The talk expanded to Sundaram’s Kasauli years, where he used a villa inherited from his mother to organise events focusing on art, theatre, and film. Mr. Rajadhyaksha highlighted the documentation of this period in the book, Kasauli Art Centre 1976-1981 (Tulika Books), and emphasised Sundaram’s shift from the innocence of the 1980s to a more radicalised understanding of political art. More modest early evidence of this transformation was evident in works like Penal Settlement, inspired by Sundaram’s visit to Auschwitz.
While displaying another work from a series called Engine Oil – darkly dystopian drawings in thick charcoal – made in the middle of what was the planet’s first post-modern war, Mr. Rajadhyaksha said, “Nothing had prepared us for this shift... [to a] darker, more threatening representation of state totalitarianism”.
Evolving artist
The audience was then taken through other examples, from Gang of Three, an emergency period work featuring Indira Gandhi’s visage atop a mushroom cloud, to Safdar and Moloyshree, created in the wake of Safdar Hashmi’s death. By then, Sundaram had shifted much of his organisational energy away from Kasauli; he stopped making oil paintings and the Kasauli events, and turned to expanded art, truly exploding the era of the national modern.

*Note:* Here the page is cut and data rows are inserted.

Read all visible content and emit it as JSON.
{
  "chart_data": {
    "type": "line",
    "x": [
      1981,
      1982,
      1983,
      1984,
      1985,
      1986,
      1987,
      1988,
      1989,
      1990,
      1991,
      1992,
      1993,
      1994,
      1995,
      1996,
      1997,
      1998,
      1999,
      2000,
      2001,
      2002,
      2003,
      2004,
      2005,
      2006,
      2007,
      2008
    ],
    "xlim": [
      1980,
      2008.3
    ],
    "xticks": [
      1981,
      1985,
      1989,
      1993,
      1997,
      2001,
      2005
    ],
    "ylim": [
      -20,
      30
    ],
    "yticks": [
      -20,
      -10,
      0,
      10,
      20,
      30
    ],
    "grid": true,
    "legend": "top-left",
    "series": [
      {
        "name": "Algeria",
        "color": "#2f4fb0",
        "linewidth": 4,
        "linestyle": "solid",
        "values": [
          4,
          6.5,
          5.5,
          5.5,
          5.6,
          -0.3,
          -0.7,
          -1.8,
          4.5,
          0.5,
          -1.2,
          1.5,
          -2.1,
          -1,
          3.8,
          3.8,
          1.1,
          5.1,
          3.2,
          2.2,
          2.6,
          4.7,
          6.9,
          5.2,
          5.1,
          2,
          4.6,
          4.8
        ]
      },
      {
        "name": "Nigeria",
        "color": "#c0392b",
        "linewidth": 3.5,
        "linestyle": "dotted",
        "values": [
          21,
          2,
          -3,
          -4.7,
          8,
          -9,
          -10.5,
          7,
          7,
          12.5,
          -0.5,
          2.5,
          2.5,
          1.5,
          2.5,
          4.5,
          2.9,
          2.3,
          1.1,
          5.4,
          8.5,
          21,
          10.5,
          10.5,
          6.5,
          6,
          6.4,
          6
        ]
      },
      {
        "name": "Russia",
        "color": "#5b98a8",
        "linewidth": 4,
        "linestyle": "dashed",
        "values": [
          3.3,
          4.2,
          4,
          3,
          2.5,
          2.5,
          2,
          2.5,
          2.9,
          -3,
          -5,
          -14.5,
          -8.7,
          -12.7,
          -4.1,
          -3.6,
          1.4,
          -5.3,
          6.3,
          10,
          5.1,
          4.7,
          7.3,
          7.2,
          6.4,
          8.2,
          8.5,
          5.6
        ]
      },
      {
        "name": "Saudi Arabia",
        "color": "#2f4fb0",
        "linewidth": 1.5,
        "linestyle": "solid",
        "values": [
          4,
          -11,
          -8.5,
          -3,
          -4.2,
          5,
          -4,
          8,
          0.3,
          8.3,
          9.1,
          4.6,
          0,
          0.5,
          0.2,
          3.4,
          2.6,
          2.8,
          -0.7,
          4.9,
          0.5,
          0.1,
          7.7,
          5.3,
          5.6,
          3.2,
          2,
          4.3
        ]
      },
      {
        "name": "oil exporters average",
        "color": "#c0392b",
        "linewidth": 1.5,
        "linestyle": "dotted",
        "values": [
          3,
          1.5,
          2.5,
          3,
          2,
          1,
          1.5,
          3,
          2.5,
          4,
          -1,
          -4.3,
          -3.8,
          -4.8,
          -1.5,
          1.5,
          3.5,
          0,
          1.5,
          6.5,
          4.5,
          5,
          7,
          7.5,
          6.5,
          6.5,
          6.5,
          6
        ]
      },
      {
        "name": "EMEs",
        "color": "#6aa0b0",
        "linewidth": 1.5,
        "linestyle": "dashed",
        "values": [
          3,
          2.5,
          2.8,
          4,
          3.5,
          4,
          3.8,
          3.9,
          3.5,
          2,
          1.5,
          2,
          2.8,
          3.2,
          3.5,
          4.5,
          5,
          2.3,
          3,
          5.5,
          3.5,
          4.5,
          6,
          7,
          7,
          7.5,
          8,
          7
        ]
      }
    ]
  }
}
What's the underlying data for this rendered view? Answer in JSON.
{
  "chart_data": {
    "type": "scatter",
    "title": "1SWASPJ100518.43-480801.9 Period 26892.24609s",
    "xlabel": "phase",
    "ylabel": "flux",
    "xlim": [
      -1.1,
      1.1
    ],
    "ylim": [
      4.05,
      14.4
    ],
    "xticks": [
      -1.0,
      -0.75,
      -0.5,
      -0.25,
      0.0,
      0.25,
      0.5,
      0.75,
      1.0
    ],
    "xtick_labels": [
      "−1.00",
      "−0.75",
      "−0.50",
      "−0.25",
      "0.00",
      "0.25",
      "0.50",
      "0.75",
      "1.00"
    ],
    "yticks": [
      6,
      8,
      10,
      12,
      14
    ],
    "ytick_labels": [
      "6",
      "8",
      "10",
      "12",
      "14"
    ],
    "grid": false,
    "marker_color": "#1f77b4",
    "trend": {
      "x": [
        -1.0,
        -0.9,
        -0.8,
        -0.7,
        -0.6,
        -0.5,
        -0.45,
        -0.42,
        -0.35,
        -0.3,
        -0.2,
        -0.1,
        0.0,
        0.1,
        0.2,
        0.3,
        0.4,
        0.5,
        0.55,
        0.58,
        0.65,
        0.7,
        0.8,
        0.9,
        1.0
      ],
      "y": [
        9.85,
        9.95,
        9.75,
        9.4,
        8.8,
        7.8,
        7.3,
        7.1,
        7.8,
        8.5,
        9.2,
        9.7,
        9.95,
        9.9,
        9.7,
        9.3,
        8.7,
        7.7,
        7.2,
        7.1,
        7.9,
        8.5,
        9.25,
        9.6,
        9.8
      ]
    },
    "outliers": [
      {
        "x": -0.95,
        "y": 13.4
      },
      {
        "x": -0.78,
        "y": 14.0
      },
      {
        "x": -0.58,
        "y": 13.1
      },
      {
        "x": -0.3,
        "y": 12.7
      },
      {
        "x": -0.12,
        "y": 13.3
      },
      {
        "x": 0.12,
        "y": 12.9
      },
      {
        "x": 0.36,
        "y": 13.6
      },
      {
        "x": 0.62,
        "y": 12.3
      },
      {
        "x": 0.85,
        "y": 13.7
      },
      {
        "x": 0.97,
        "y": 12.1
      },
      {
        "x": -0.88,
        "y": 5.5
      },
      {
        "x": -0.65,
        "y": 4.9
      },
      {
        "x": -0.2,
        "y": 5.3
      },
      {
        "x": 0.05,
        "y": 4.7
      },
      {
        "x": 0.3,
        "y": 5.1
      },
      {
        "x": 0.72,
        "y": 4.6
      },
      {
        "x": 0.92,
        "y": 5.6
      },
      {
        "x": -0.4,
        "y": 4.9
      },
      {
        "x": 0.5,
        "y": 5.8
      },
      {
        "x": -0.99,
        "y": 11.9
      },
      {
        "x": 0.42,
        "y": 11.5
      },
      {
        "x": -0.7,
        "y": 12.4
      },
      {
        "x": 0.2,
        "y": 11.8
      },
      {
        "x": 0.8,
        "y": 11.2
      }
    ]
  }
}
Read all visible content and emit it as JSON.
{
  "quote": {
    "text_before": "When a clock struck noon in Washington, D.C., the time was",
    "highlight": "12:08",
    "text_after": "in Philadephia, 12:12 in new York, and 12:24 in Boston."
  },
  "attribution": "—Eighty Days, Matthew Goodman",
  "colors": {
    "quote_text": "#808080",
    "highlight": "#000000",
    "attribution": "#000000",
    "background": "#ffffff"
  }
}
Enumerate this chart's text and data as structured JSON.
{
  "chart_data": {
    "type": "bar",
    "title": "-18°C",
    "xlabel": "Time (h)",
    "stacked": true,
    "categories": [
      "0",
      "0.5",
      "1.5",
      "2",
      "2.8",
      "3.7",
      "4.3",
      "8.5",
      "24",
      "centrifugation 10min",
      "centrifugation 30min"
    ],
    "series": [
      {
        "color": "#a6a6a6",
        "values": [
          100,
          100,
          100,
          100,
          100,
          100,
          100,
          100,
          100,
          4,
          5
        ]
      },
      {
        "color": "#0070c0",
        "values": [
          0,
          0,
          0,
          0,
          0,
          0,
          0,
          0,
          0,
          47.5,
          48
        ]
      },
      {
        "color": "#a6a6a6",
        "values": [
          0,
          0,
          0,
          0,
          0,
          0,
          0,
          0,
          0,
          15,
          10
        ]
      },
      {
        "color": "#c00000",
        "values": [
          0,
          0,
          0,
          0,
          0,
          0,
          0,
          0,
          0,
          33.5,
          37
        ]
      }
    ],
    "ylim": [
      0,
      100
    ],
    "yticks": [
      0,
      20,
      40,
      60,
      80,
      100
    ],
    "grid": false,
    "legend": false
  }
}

Mr. Rajadhyaksha next took the audience to Sundaram’s massive project titled Memorial, made in the wake of the Babri Masjid demolition and the riots that followed, that took over the entire Victoria Memorial hall. Sundaram’s works had by now become massive, and the nature of his materials had increased, as had his collaborators, from photographers and filmmakers to technicians, publishers, carpenters and artists. Later, Sundaram would work on another breakthrough project titled, Gaga Waka: Making Strange, a culmination of his growing interest in using waste matter in his installations.
Mr. Rajadhyaksha ended the talk with a larger overview of Sundaram’s legacy, emphasising how it had changed from the Kasauli mode to something larger and wider – spanning locations, cities, materials, and collaborators.
It was not limited to those who worked with him and knew him as Vivan, he said; now, it also included viewers who became fellow artmakers, and as soon as they stepped into his work, they were no longer strangers.